The book is yet another feather in Punjab University's cap as its Oriental College's Urdu department has published it and it is the latest in the series of some very valuable books that the varsity's Urdu department came up with under the chairmanship of Dr Firaqi.
The book is quite different from the ones published recently on Rashid in the sense that it invites to see Rashid and his works in totality.
Prof Firaqi has recently retired from the Oriental College as chairman of the Urdu department and has deservingly got a post at the university's coveted project of Urdu encyclopaedia of Islam.
He had taught at Tehran University between 2005 and 2008 and, taking full advantage of his stay in Iran and his amazing command over Persian and prosody, had dug into some rare interviews of N. M. Rashid published in Iran years ago. The book includes, in addition to Firaqi's detailed article on Rashid, the poet's five letters to Dr Laiq Babri and the original Persian text of the three interviews with annotated Urdu translation and introduction. The result is a meticulous analysis of Rashid's poetry and an invitation to see and understand Rashid in entirety.

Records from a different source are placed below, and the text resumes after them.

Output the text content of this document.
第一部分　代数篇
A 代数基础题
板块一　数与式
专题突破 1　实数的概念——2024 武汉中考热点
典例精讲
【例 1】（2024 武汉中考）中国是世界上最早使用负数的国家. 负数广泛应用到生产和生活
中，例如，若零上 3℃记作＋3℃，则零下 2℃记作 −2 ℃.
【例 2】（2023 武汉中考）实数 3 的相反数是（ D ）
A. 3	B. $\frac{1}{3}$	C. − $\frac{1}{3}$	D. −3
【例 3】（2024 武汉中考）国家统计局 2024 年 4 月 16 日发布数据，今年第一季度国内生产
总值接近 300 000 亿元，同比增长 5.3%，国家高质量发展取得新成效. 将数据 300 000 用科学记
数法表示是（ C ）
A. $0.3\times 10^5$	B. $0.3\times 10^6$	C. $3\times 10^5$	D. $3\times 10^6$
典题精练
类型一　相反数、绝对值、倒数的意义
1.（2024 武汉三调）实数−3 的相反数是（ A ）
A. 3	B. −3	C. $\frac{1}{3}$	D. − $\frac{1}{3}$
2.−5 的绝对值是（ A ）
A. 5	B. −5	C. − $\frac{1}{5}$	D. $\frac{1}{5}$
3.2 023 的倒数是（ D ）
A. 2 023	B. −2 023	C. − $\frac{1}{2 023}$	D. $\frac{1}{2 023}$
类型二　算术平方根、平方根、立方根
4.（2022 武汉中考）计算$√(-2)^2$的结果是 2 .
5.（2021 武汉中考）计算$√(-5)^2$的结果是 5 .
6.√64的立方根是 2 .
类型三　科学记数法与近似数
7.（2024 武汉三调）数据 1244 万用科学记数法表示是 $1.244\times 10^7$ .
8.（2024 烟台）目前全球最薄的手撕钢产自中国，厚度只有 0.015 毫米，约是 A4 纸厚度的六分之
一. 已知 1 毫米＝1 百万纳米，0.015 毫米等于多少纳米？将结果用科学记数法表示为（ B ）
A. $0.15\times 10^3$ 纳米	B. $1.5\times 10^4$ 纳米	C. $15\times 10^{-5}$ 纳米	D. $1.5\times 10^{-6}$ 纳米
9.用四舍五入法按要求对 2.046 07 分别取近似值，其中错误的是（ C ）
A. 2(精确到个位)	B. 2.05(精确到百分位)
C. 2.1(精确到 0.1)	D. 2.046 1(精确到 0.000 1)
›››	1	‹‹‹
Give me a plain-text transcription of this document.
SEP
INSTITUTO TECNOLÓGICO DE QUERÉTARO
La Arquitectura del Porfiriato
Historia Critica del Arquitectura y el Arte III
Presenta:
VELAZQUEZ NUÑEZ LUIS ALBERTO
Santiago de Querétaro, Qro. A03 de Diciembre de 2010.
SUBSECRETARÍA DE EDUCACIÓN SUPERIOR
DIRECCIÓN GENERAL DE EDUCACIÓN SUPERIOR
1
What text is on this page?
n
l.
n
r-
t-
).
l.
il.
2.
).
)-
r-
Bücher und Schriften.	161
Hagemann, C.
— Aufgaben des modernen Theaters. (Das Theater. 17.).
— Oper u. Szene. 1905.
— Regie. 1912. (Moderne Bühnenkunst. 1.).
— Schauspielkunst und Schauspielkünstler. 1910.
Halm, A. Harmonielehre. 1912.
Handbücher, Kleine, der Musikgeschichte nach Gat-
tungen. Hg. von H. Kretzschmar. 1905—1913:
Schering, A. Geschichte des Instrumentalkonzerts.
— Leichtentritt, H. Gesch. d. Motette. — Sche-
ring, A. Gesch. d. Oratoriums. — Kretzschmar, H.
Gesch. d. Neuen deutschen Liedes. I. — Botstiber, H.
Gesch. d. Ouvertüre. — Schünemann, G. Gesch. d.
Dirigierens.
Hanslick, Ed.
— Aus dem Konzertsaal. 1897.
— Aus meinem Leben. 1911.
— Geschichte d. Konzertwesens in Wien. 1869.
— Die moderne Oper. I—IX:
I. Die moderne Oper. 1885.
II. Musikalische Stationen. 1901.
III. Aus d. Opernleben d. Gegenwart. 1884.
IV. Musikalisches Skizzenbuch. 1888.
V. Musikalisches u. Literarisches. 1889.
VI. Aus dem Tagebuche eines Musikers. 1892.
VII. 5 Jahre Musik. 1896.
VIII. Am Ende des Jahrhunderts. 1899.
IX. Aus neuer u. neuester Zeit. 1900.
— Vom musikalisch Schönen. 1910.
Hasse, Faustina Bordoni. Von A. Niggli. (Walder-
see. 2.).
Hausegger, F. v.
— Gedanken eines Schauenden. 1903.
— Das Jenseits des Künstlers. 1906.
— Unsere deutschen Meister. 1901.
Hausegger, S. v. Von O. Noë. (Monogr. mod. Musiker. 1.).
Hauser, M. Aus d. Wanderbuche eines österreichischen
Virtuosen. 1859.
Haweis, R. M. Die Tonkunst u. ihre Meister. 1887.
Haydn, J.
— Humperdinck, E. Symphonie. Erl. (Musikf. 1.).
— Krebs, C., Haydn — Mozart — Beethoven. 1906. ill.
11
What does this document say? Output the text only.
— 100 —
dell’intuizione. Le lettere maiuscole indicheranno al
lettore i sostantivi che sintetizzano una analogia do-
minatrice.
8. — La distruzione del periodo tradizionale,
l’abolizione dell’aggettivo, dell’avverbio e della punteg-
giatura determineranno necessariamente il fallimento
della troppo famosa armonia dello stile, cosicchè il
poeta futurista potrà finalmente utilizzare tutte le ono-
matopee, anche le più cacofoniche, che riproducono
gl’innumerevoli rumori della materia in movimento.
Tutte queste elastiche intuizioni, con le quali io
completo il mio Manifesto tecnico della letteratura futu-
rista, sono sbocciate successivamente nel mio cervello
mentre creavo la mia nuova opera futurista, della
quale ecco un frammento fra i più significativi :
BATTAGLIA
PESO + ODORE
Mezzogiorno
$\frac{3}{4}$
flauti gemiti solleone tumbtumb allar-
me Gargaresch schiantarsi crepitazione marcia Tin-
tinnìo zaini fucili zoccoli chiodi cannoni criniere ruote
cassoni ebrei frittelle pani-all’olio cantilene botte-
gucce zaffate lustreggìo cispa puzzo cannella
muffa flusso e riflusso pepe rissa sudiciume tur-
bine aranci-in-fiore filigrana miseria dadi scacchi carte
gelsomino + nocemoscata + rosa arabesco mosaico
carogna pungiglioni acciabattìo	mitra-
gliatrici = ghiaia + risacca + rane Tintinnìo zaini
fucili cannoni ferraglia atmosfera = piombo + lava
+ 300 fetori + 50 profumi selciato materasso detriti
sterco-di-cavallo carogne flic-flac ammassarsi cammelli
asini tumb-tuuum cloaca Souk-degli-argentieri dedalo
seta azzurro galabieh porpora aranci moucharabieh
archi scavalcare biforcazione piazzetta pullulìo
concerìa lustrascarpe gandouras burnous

In the introduction to the book, Firaqi has emphasised the need for an edited and definitive version of collected works of Rashid as in the earlier editions some typographical errors had crept in.
At times, these errors have rendered the text incomprehensible and misled the critics such as Hameed Naseem who are considered a connoisseur of modern poetry. Firaqi has a difference of opinion with other critics of Rashid too and sees Rashid's poetry from a different standpoint, a right that no one can deny him.
This refreshingly different book has a lesson to teach to many of Urdu's so called scholars and professors: it brings up some new aspects of Rashid's poetry, a basic requirement of and justification for writing a new book or a new research paper; a fact that is so obvious that it need not be said, of course, but it somehow seems to skip most writers of what is called 'maqala' with much awe and affection and is published in Urdu research journals with much fanfare these days.
But most of these so called 'maqalas', I am sorry to say, do not conform to the standard as they only repeat old stuff by paraphrasing the already published material and are aimed at only fulfilling the condition (imposed on university teachers by HEC) of getting a specific number of research papers published in order to be eligible for promotion.
Anyway, many of us can learn a thing or two by this book. And, as they say, it's never too late to mend — and to learn a few useful things.